Ora, alle Finals, Jannik avrà il compito piuttosto complesso di provare a difendere la prima posizione mondiale per chiudere nuovamente l’anno da numero 1 al mondo: impresa resa ardua dall’impossibilità di essere padrone del proprio destino, considerato che basteranno tre sole vittorie ad Alcaraz per riprendersi la testa della classifica dopo appena un paio di settimane di rincorsa.

Tuttavia, non sarà certo l’eventuale scambio di posizioni con Carlitos a togliere il sonno a Sinner, condizione umana nella quale l’altoatesino sembra essere maestro: “Riesco a dormire almeno nove ore al giorno e persino a dormire prima delle partite.

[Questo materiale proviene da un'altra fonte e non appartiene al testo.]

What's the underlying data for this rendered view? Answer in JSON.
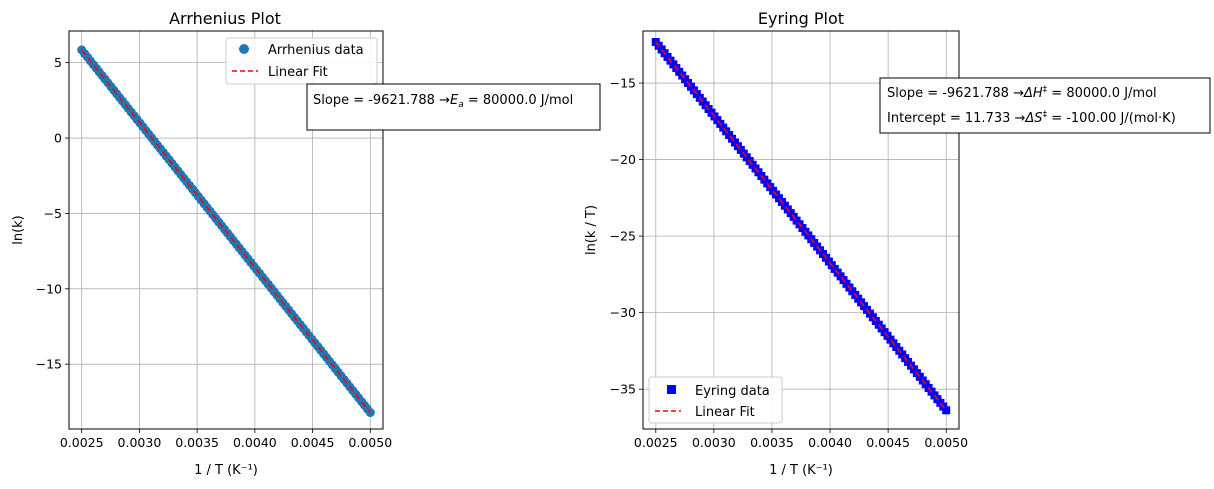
{
  "chart_data": [
    {
      "type": "scatter",
      "title": "Arrhenius Plot",
      "xlabel": "1 / T (K⁻¹)",
      "ylabel": "ln(k)",
      "xlim": [
        0.00239,
        0.00511
      ],
      "ylim": [
        -19.3,
        7.1
      ],
      "xticks": [
        0.0025,
        0.003,
        0.0035,
        0.004,
        0.0045,
        0.005
      ],
      "xtick_labels": [
        "0.0025",
        "0.0030",
        "0.0035",
        "0.0040",
        "0.0045",
        "0.0050"
      ],
      "yticks": [
        5,
        0,
        -5,
        -10,
        -15
      ],
      "ytick_labels": [
        "5",
        "0",
        "−5",
        "−10",
        "−15"
      ],
      "grid": true,
      "legend_position": "top-right",
      "series": [
        {
          "name": "Arrhenius data",
          "kind": "scatter",
          "marker": "circle",
          "color": "#1f77b4",
          "x_start": 0.0025,
          "x_end": 0.005,
          "n_points": 100,
          "slope": -9621.788,
          "intercept": 29.9
        },
        {
          "name": "Linear Fit",
          "kind": "line",
          "style": "dashed",
          "color": "#ff0000",
          "x_start": 0.0025,
          "x_end": 0.005,
          "slope": -9621.788,
          "intercept": 29.9
        }
      ],
      "annotation": {
        "line1_pre": "Slope = -9621.788 →",
        "line1_sym": "E",
        "line1_sub": "a",
        "line1_post": " = 80000.0 J/mol"
      }
    },
    {
      "type": "scatter",
      "title": "Eyring Plot",
      "xlabel": "1 / T (K⁻¹)",
      "ylabel": "ln(k / T)",
      "xlim": [
        0.00239,
        0.00511
      ],
      "ylim": [
        -37.6,
        -11.6
      ],
      "xticks": [
        0.0025,
        0.003,
        0.0035,
        0.004,
        0.0045,
        0.005
      ],
      "xtick_labels": [
        "0.0025",
        "0.0030",
        "0.0035",
        "0.0040",
        "0.0045",
        "0.0050"
      ],
      "yticks": [
        -15,
        -20,
        -25,
        -30,
        -35
      ],
      "ytick_labels": [
        "−15",
        "−20",
        "−25",
        "−30",
        "−35"
      ],
      "grid": true,
      "legend_position": "bottom-left",
      "series": [
        {
          "name": "Eyring data",
          "kind": "scatter",
          "marker": "square",
          "color": "#0000ff",
          "x_start": 0.0025,
          "x_end": 0.005,
          "n_points": 100,
          "slope": -9621.788,
          "intercept": 11.733
        },
        {
          "name": "Linear Fit",
          "kind": "line",
          "style": "dashed",
          "color": "#ff0000",
          "x_start": 0.0025,
          "x_end": 0.005,
          "slope": -9621.788,
          "intercept": 11.733
        }
      ],
      "annotation": {
        "line1_pre": "Slope = -9621.788 →",
        "line1_sym": "ΔH",
        "line1_sup": "‡",
        "line1_post": " = 80000.0 J/mol",
        "line2_pre": "Intercept = 11.733 →",
        "line2_sym": "ΔS",
        "line2_sup": "‡",
        "line2_post": " = -100.00 J/(mol·K)"
      }
    }
  ]
}
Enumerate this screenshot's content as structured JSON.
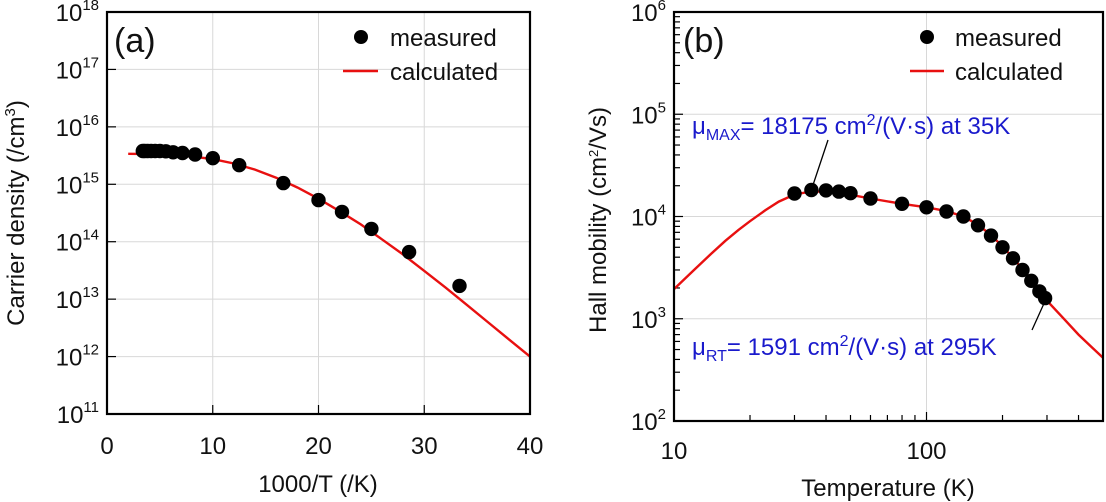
{
  "chart_data": [
    {
      "id": "a",
      "type": "scatter",
      "panel_label": "(a)",
      "title": "",
      "xlabel": "1000/T (/K)",
      "ylabel": "Carrier density (/cm³)",
      "ylabel_parts": {
        "base": "Carrier density (/cm",
        "sup": "3",
        "tail": ")"
      },
      "xscale": "linear",
      "yscale": "log",
      "xlim": [
        0,
        40
      ],
      "ylim": [
        100000000000.0,
        1e+18
      ],
      "xticks": [
        0,
        10,
        20,
        30,
        40
      ],
      "xtick_labels": [
        "0",
        "10",
        "20",
        "30",
        "40"
      ],
      "yticks_exp": [
        11,
        12,
        13,
        14,
        15,
        16,
        17,
        18
      ],
      "ytick_base": "10",
      "grid": true,
      "legend": {
        "placement": "top-right",
        "entries": [
          {
            "label": "measured",
            "kind": "marker"
          },
          {
            "label": "calculated",
            "kind": "line"
          }
        ]
      },
      "series": [
        {
          "name": "measured",
          "kind": "marker",
          "color": "#000000",
          "x": [
            3.39,
            3.57,
            3.85,
            4.17,
            4.55,
            5.0,
            5.56,
            6.25,
            7.14,
            8.33,
            10.0,
            12.5,
            16.67,
            20.0,
            22.22,
            25.0,
            28.57,
            33.33
          ],
          "y": [
            3800000000000000.0,
            3800000000000000.0,
            3800000000000000.0,
            3800000000000000.0,
            3800000000000000.0,
            3800000000000000.0,
            3750000000000000.0,
            3600000000000000.0,
            3500000000000000.0,
            3300000000000000.0,
            2850000000000000.0,
            2150000000000000.0,
            1050000000000000.0,
            530000000000000.0,
            330000000000000.0,
            167000000000000.0,
            66000000000000.0,
            17000000000000.0
          ]
        },
        {
          "name": "calculated",
          "kind": "line",
          "color": "#e81010",
          "x": [
            2.0,
            4.0,
            6.0,
            8.0,
            10.0,
            12.0,
            14.0,
            16.0,
            18.0,
            20.0,
            22.0,
            24.0,
            26.0,
            28.0,
            30.0,
            32.0,
            34.0,
            36.0,
            38.0,
            40.0
          ],
          "y": [
            3400000000000000.0,
            3350000000000000.0,
            3250000000000000.0,
            3050000000000000.0,
            2750000000000000.0,
            2300000000000000.0,
            1800000000000000.0,
            1300000000000000.0,
            880000000000000.0,
            560000000000000.0,
            340000000000000.0,
            200000000000000.0,
            110000000000000.0,
            60000000000000.0,
            31000000000000.0,
            16000000000000.0,
            8000000000000.0,
            4000000000000.0,
            2000000000000.0,
            1000000000000.0
          ]
        }
      ]
    },
    {
      "id": "b",
      "type": "scatter",
      "panel_label": "(b)",
      "title": "",
      "xlabel": "Temperature (K)",
      "ylabel": "Hall mobility (cm²/Vs)",
      "ylabel_parts": {
        "base": "Hall mobility (cm",
        "sup": "2",
        "tail": "/Vs)"
      },
      "xscale": "log",
      "yscale": "log",
      "xlim": [
        10,
        500
      ],
      "ylim": [
        100,
        1000000
      ],
      "xticks_major": [
        10,
        100
      ],
      "xtick_labels": [
        "10",
        "100"
      ],
      "xticks_minor": [
        20,
        30,
        40,
        50,
        60,
        70,
        80,
        90,
        200,
        300,
        400
      ],
      "yticks_exp": [
        2,
        3,
        4,
        5,
        6
      ],
      "ytick_base": "10",
      "grid": true,
      "legend": {
        "placement": "top-right",
        "entries": [
          {
            "label": "measured",
            "kind": "marker"
          },
          {
            "label": "calculated",
            "kind": "line"
          }
        ]
      },
      "annotations": [
        {
          "symbol": "μ",
          "subscript": "MAX",
          "text": "= 18175 cm",
          "sup": "2",
          "tail": "/(V·s) at 35K",
          "color": "#1a1acc",
          "points_to": {
            "x": 35,
            "y": 18175
          }
        },
        {
          "symbol": "μ",
          "subscript": "RT",
          "text": "= 1591 cm",
          "sup": "2",
          "tail": "/(V·s) at 295K",
          "color": "#1a1acc",
          "points_to": {
            "x": 295,
            "y": 1591
          }
        }
      ],
      "series": [
        {
          "name": "measured",
          "kind": "marker",
          "color": "#000000",
          "x": [
            30,
            35,
            40,
            45,
            50,
            60,
            80,
            100,
            120,
            140,
            160,
            180,
            200,
            220,
            240,
            260,
            280,
            295
          ],
          "y": [
            16800,
            18175,
            18000,
            17500,
            16900,
            15000,
            13300,
            12300,
            11200,
            10000,
            8200,
            6500,
            5000,
            3900,
            3000,
            2350,
            1850,
            1591
          ]
        },
        {
          "name": "calculated",
          "kind": "line",
          "color": "#e81010",
          "x": [
            10,
            12,
            14,
            16,
            18,
            20,
            23,
            26,
            30,
            35,
            40,
            50,
            60,
            80,
            100,
            120,
            140,
            160,
            180,
            200,
            220,
            240,
            260,
            280,
            300,
            350,
            400,
            450,
            500
          ],
          "y": [
            1950,
            3000,
            4300,
            5800,
            7400,
            9000,
            11500,
            14000,
            16400,
            17600,
            17500,
            16300,
            15000,
            13300,
            12300,
            11300,
            10000,
            8300,
            6600,
            5100,
            3950,
            3050,
            2400,
            1900,
            1500,
            1000,
            700,
            530,
            415
          ]
        }
      ]
    }
  ]
}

Quando mi vedete in campo, sono sveglio da circa 40 minuti”. È più l’ombra che aleggia intorno al futuro di Cahill che lo farà agitare prima del riposo. L’australiano, dopo anni a servizio del tennis, pensa di essersi meritato la sua pensione, mentre Jannik e Vagnozzi stanno provando a fargli cambiare idea. Sarebbe per Sinner una perdita dolorosa, più dal punto di vista umano che da quello tennistico.

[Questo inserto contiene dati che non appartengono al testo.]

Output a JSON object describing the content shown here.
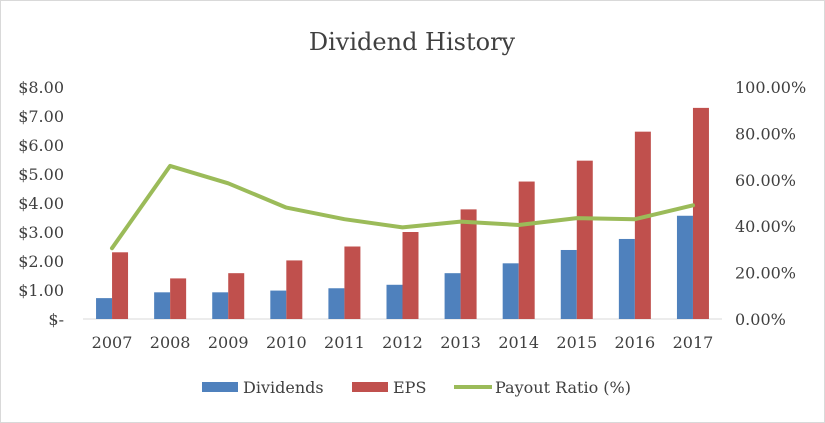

Perché come diceva Camus, di cui ricorre oggi l’anniversario della nascita: «Non è che uno abbia bisogno di essere amato, ma di essere capito».

Trovare un altro padre putativo come Darren potrebbe essere la prossima sfida di Jannik, forse la più difficile da molto tempo a questa parte. Nel frattempo, per essere fedele alla sua natura e, perché no, per congedarsi dal suo mentore nel miglior modo possibile, non gli resta che puntare all’unica ricetta che questo team ha imparato a conoscere: vincere. In fondo, come dice Jannik: “Quando vinco, condividere è la cosa più bella: la vittoria è un modo per ringraziare chi mi ha aiutato a raggiungerla. Non mi sento mai solo in campo: dietro ogni colpo c’è la mia famiglia e il mio team”.